Wetenschap
Brad Linsley (midden), een paleoklimaatwetenschapper bij Lamont-Doherty Earth Observatory, en zijn onderzoeksteam in Panama, Maart 2018. Krediet:Brad Linsley
De mondiale oceaan beslaat 70 procent van onze planeet, maakt de aarde bewoonbaar, en draagt bij aan de economie, voedselvoorraad, en onze gezondheid. Toch wordt de oceaan steeds meer bedreigd door de groeiende hoeveelheid koolstofdioxide in de atmosfeer.
Twee wetenschappers van het Lamont-Doherty Earth Observatory, verbonden aan het Center for Climate and Life, leiden onderzoeksprojecten die een aantal manieren onderzoeken waarop klimaatverandering de gezondheid van de oceaan beïnvloedt. Beide onderzoekers gebruiken de fossiele overblijfselen van zeedieren als natuurlijke opnemers van veranderingen in klimaat en mariene ecosystemen in het verleden. De informatie die ze hieruit halen, geeft aanwijzingen over hoe de toekomstige oceaan en zijn bewoners gevormd kunnen worden door klimaatverandering.

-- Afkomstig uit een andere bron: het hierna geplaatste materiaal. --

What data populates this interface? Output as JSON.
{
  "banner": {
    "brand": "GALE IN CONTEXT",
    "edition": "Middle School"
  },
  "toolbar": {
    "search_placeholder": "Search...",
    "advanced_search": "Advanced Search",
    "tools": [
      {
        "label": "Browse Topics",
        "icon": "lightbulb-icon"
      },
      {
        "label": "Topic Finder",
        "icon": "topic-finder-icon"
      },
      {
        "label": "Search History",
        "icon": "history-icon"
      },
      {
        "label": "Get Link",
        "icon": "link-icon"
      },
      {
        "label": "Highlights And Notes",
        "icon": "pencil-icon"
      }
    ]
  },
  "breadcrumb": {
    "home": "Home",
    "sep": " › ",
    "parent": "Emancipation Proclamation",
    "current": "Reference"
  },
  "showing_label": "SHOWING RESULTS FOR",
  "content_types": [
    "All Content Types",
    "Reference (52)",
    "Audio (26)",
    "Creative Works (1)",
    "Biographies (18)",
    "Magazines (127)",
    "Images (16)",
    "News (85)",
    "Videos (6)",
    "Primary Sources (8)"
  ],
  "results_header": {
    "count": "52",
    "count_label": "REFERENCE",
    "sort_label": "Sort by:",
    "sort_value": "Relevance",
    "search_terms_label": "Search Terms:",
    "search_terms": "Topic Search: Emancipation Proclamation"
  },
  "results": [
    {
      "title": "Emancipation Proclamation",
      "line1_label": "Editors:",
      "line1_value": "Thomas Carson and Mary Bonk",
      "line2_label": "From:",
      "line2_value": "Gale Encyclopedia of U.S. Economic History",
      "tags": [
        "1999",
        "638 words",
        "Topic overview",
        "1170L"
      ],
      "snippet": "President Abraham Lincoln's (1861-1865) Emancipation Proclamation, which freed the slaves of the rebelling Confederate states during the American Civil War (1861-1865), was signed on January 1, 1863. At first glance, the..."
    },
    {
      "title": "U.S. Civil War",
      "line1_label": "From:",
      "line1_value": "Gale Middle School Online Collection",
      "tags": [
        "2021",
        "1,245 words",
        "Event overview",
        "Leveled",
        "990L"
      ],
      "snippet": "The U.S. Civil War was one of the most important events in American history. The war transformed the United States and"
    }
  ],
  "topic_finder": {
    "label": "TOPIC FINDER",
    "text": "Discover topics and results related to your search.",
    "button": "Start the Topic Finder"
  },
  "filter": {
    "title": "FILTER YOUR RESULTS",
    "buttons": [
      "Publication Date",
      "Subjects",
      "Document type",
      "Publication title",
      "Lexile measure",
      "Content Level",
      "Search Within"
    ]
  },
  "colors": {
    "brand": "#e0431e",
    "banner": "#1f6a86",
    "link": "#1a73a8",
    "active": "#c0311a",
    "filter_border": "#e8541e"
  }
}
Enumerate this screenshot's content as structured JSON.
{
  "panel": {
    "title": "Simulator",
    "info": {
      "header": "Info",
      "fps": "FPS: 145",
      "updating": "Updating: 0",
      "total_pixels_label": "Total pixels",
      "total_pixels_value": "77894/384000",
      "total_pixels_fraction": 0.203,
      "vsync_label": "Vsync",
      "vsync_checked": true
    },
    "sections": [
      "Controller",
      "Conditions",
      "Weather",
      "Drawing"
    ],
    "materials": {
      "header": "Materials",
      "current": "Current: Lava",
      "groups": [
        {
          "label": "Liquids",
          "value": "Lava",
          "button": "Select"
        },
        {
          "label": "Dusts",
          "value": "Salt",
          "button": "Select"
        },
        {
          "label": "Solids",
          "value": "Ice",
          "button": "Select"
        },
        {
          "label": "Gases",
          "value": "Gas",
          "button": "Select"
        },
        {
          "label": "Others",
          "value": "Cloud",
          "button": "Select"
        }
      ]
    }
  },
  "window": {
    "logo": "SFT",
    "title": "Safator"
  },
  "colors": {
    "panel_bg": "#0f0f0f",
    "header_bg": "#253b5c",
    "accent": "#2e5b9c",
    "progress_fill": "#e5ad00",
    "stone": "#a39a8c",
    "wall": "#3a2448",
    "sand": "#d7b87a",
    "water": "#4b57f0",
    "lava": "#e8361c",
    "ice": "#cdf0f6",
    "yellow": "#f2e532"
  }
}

Hun studies worden gedeeltelijk gefinancierd door de samenwerking van het centrum met de World Surf League PURE, waardoor wetenschappers van Lamont-Doherty kritisch onderzoek kunnen doen dat het begrip van de klimaateffecten op de oceaan bevordert.
Verzuring van de oceaan:het andere probleem van koolstofdioxide
Bärbel Hönisch, een mariene geochemicus, bestudeert hoe de chemie van zeewater in de loop van de tijd veranderde. Vandaag, de oceaan wordt zuurder door de stijgende concentratie van koolstofdioxide in de atmosfeer van de aarde, ongeveer 30 procent daarvan wordt geabsorbeerd door de oceaan. Hoewel dit proces helpt om de opwarming van de aarde te minimaliseren, het oplossen van koolstofdioxide in de oceaan leidt tot de vorming van koolzuur. Zoals de naam impliceert, de toevoeging van koolzuur maakt zeewater zuurder en deze 'oceaanverzuring' maakt het moeilijker voor verkalkende organismen zoals koralen, weekdieren, en wat plankton om hun schelpen en skeletten te bouwen.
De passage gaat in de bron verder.